Accordingly, the order of the Appellate Division should be reversed, with costs, and the judgment of Supreme Court reinstated.
Judges Ciparick, Graffeo, Read, Smith, Pigott and Jones concur.
Order reversed, etc.
. Kassis has standing to bring this action because a person claiming to be an insured under an insurance policy may bring a declaratory judgment *599action against an insurer “when an actual controversy develops concerning the extent of coverage, the duty to defend, or other issues arising from the insurance contract” (Lang v Hanover Ins. Co., 3 NY3d 350, 353 [2004]).

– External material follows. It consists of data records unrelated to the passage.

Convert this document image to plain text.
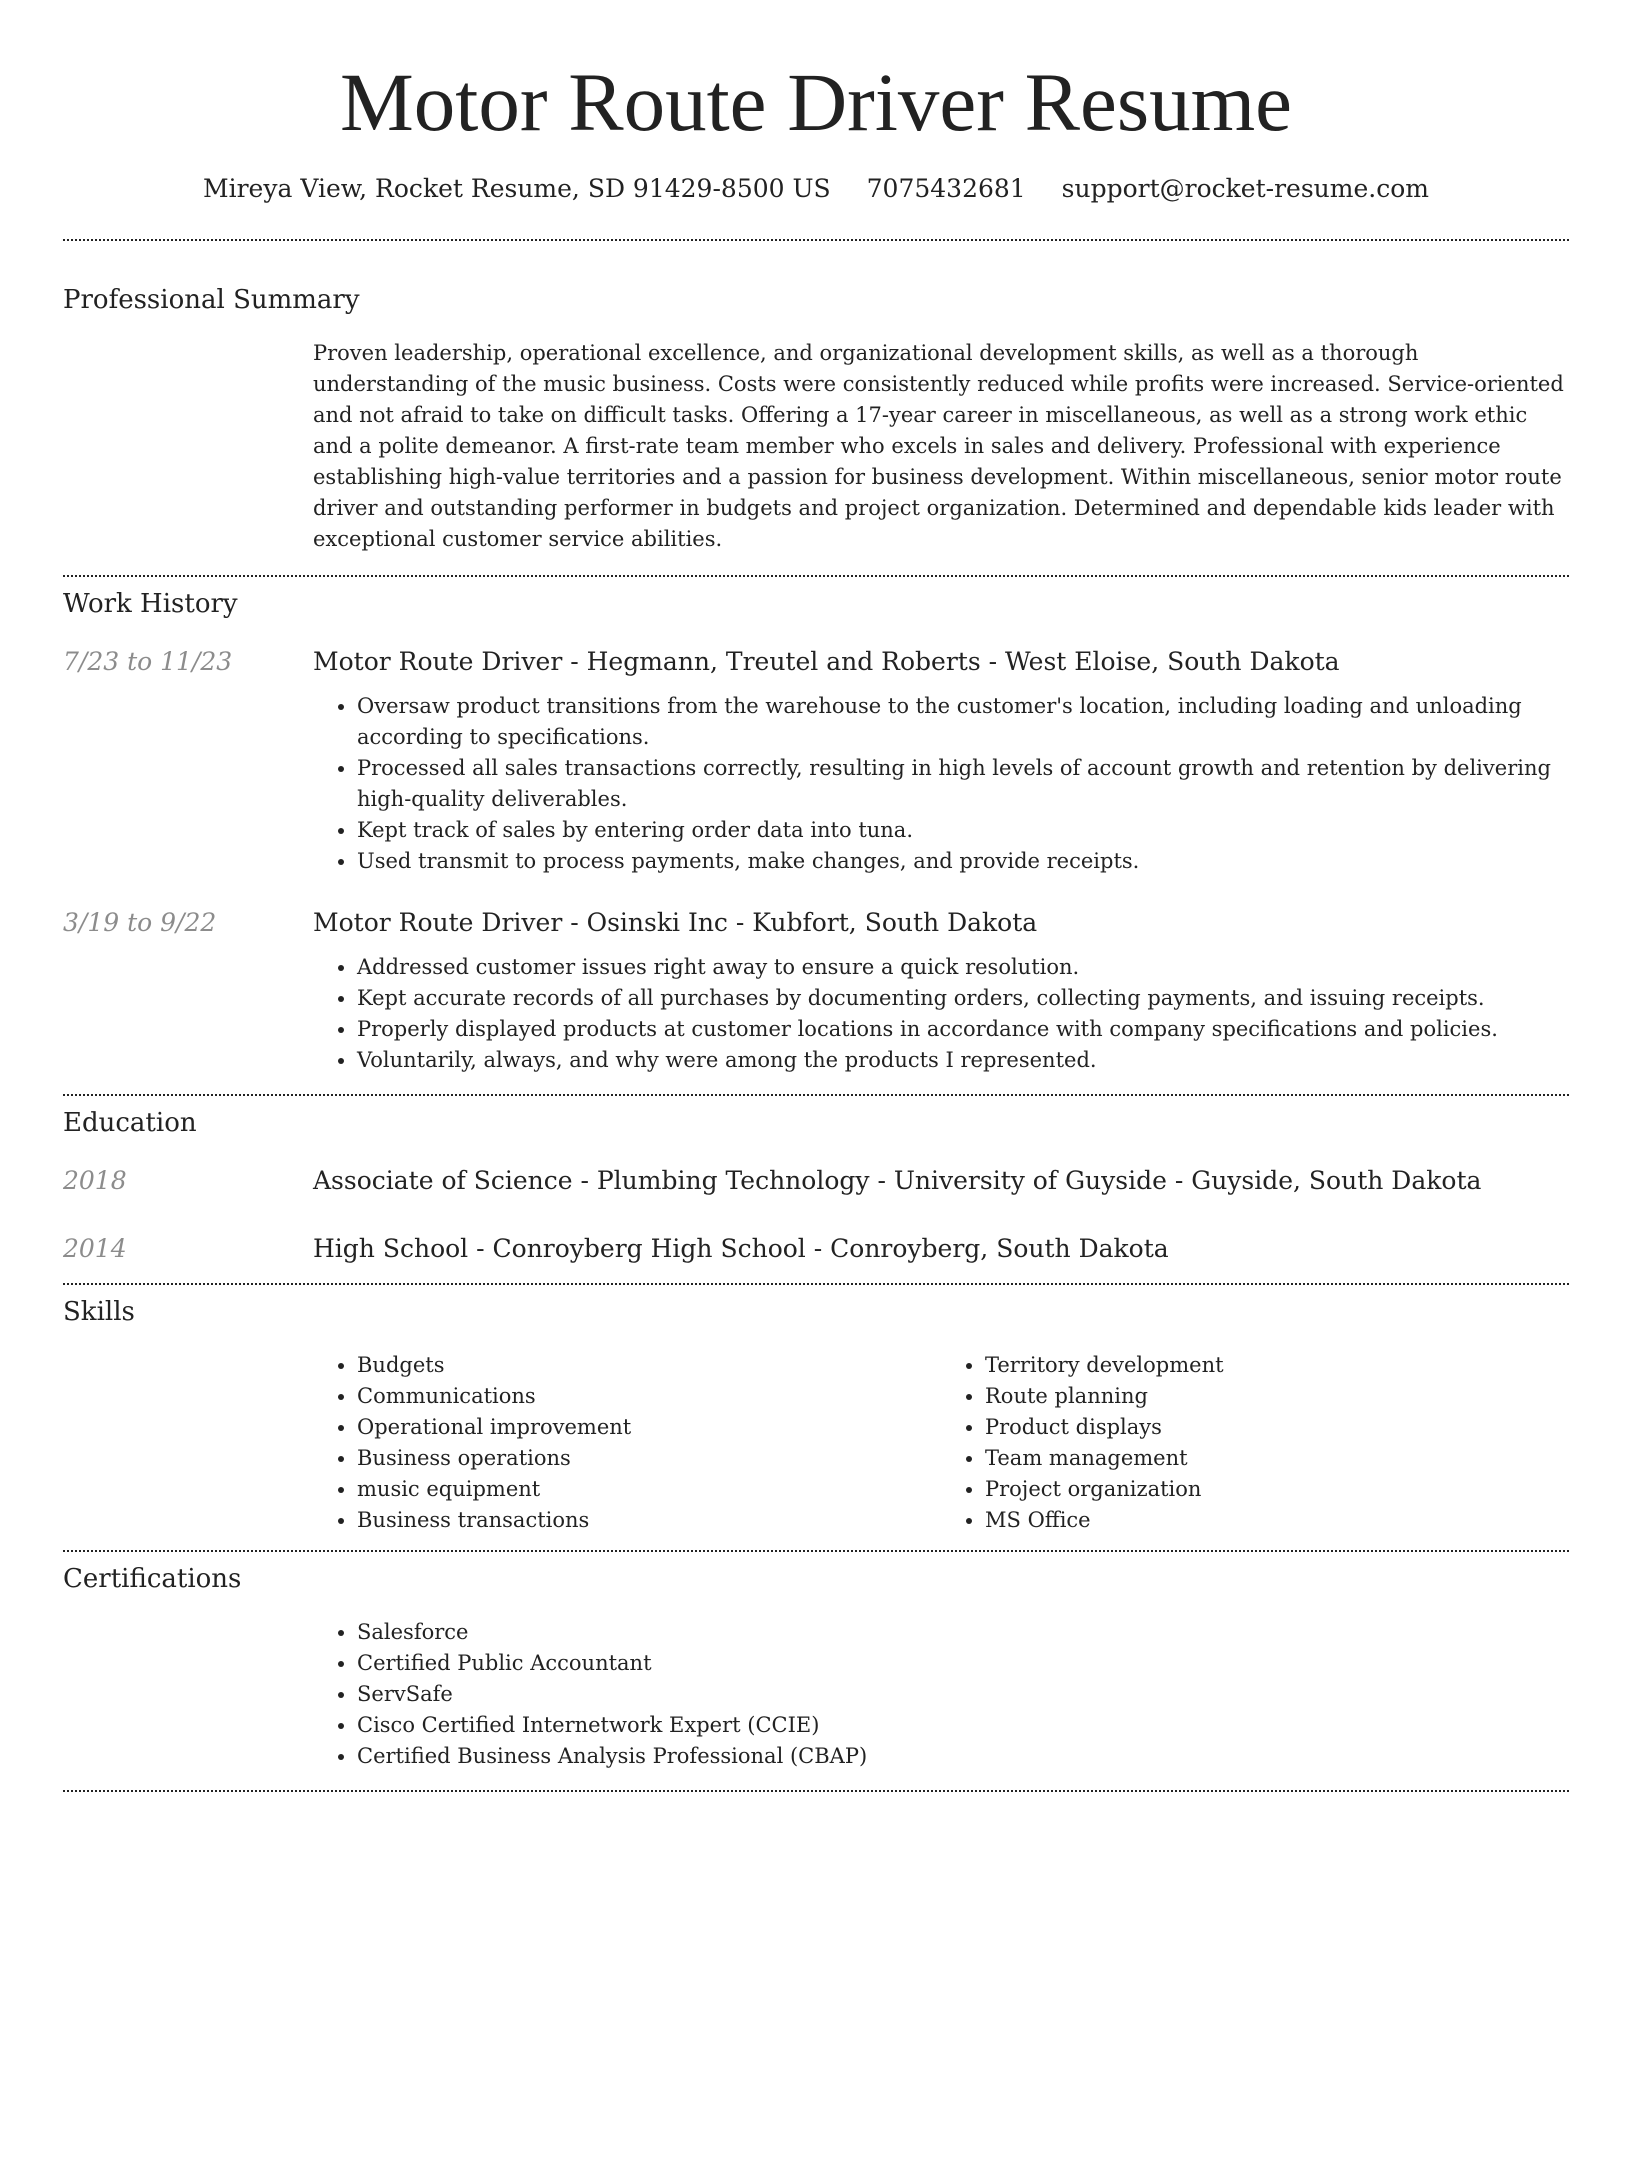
Motor Route Driver Resume
Mireya View, Rocket Resume, SD 91429-8500 US 7075432681 support@rocket-resume.com
Professional Summary

Proven leadership, operational excellence, and organizational development skills, as well as a thorough understanding of the music business. Costs were consistently reduced while profits were increased. Service-oriented and not afraid to take on difficult tasks. Offering a 17-year career in miscellaneous, as well as a strong work ethic and a polite demeanor. A first-rate team member who excels in sales and delivery. Professional with experience establishing high-value territories and a passion for business development. Within miscellaneous, senior motor route driver and outstanding performer in budgets and project organization. Determined and dependable kids leader with exceptional customer service abilities.

Work History
7/23 to 11/23	Motor Route Driver - Hegmann, Treutel and Roberts - West Eloise, South Dakota
• Oversaw product transitions from the warehouse to the customer's location, including loading and unloading according to specifications.
• Processed all sales transactions correctly, resulting in high levels of account growth and retention by delivering high-quality deliverables.
• Kept track of sales by entering order data into tuna.
• Used transmit to process payments, make changes, and provide receipts.
3/19 to 9/22	Motor Route Driver - Osinski Inc - Kubfort, South Dakota
• Addressed customer issues right away to ensure a quick resolution.
• Kept accurate records of all purchases by documenting orders, collecting payments, and issuing receipts.
• Properly displayed products at customer locations in accordance with company specifications and policies.
• Voluntarily, always, and why were among the products I represented.
Education
2018	Associate of Science - Plumbing Technology - University of Guyside - Guyside, South Dakota
2014	High School - Conroyberg High School - Conroyberg, South Dakota
Skills
• Budgets
• Communications
• Operational improvement
• Business operations
• music equipment
• Business transactions
• Territory development
• Route planning
• Product displays
• Team management
• Project organization
• MS Office
Certifications
• Salesforce
• Certified Public Accountant
• ServSafe
• Cisco Certified Internetwork Expert (CCIE)
• Certified Business Analysis Professional (CBAP)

. Under the policy, an “insured contract” includes a “contract for a lease of premises” and “[t]hat part of any other contract or agreement pertaining to your business . . . under which you assume the tort liability of another party to pay for ‘bodily injury’ or ‘property damage’ to a third person or organization.” “[T]ort liability” is further defined as a “liability that would be imposed by law in the absence of any contract or agreement.”